The South African Reserve Bank conducts monetary policy within an inflation targeting framework. The current target is for CPI inflation to be within the target range of 3 to 6 per cent on a continuous basis. SARB.
Price stability is a year-on-year increase in the Consumer Price Index of zero percent. A year-on-year increase in the CPI of above zero but below 2% is a high degree of price stability – it is not absolute price stability.
“The ECB´s Governing Council has announced a quantitative definition of price stability:
Price stability is defined as a year-on-year increase in the Harmonised Index of Consumer Prices (HICP) for the euro area of below 2%.
The Governing Council has also clarified that, in the pursuit of price stability, it aims to maintain inflation rates below, but close to, 2% over the medium term.”
http://www.ecb.int/mopo/strategy/pricestab/html/index.en.html
A below 2% year-on-year increase in the European Monetary Union’s harmonized CPI is the European Central Bank’s chosen definition of price stability. It is not the factual definition of absolute price stability. The SARB´s chosen definition of price stability is for “inflation to be within the target range of 3 to 6 per cent on a continuous basis”.

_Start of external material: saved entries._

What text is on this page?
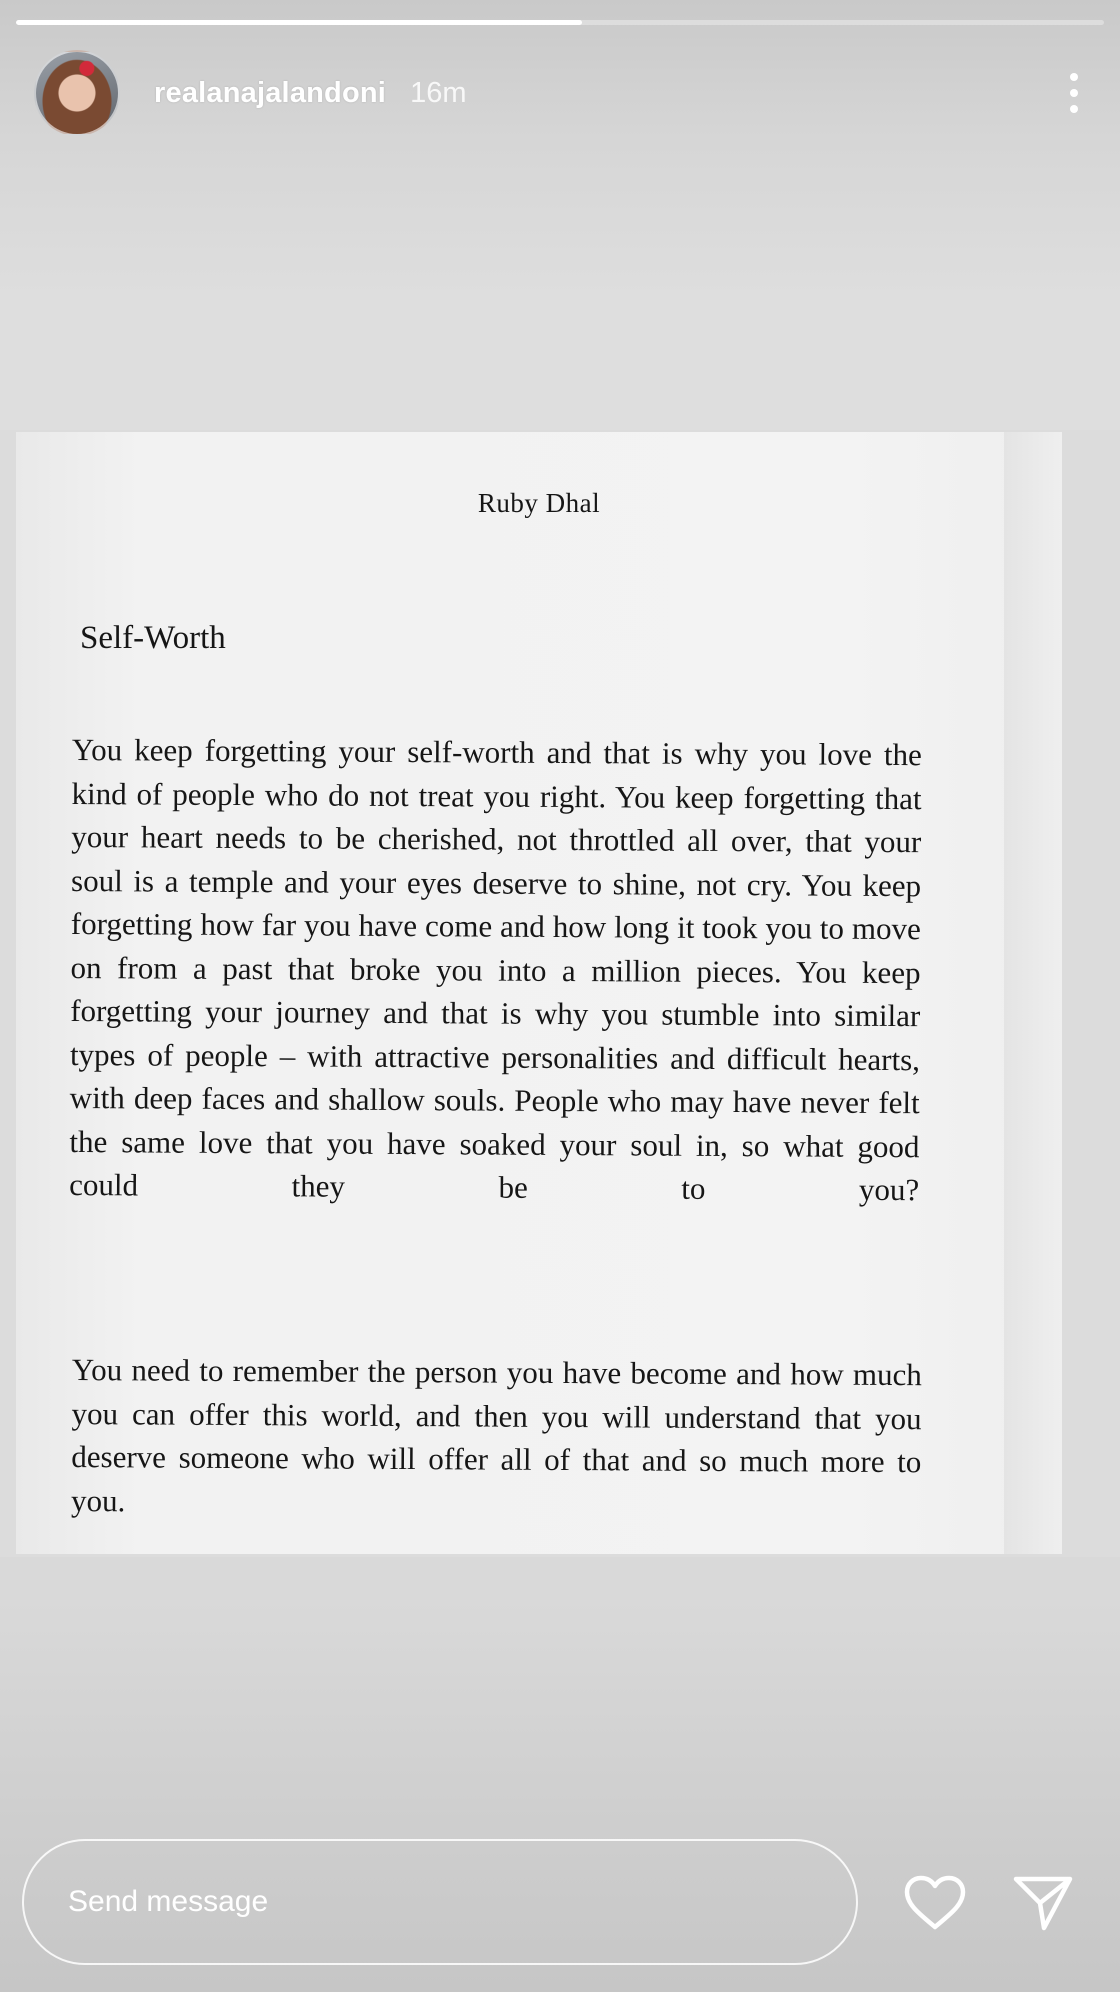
realanajalandoni 16m
Ruby Dhal
Self-Worth
You keep forgetting your self-worth and that is why you love the kind of people who do not treat you right. You keep forgetting that your heart needs to be cherished, not throttled all over, that your soul is a temple and your eyes deserve to shine, not cry. You keep forgetting how far you have come and how long it took you to move on from a past that broke you into a million pieces. You keep forgetting your journey and that is why you stumble into similar types of people – with attractive personalities and difficult hearts, with deep faces and shallow souls. People who may have never felt the same love that you have soaked your soul in, so what good could they be to you?
You need to remember the person you have become and how much you can offer this world, and then you will understand that you deserve someone who will offer all of that and so much more to you.
Send message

Accountants, on the other hand, simply assume that the unstable monetary unit of account or unstable monetary unit of measure is perfectly stable in non-hyperinflationary economies for the purpose of valuing constant real value non-monetary items and variable real value non-monetary items they value at Historical Cost. Changes in the general purchasing power or real value of the unstable monetary unit of measure (functional currency or money) are not considered to be sufficiently important to require adjustments to financial reports during non-hyperinflationary periods.
This led accountants to choose to measure financial capital maintenance in nominal monetary units and to choose to implement the real value destroying traditional Historical Cost Accounting model during non-hyperinflationary periods where under they select to maintain the stable measuring unit assumption for an unlimited period of time during indefinite inflation. They value both variable items stated at HC in terms of SA GAAP or IFRS, as well as constant items also stated at HC in terms of the HCA model, in nominal monetary units during non-hyperinflationary periods. Both HC variable and HC constant real value non-monetary items are thus considered by SA accountants to be simply HC non-monetary items.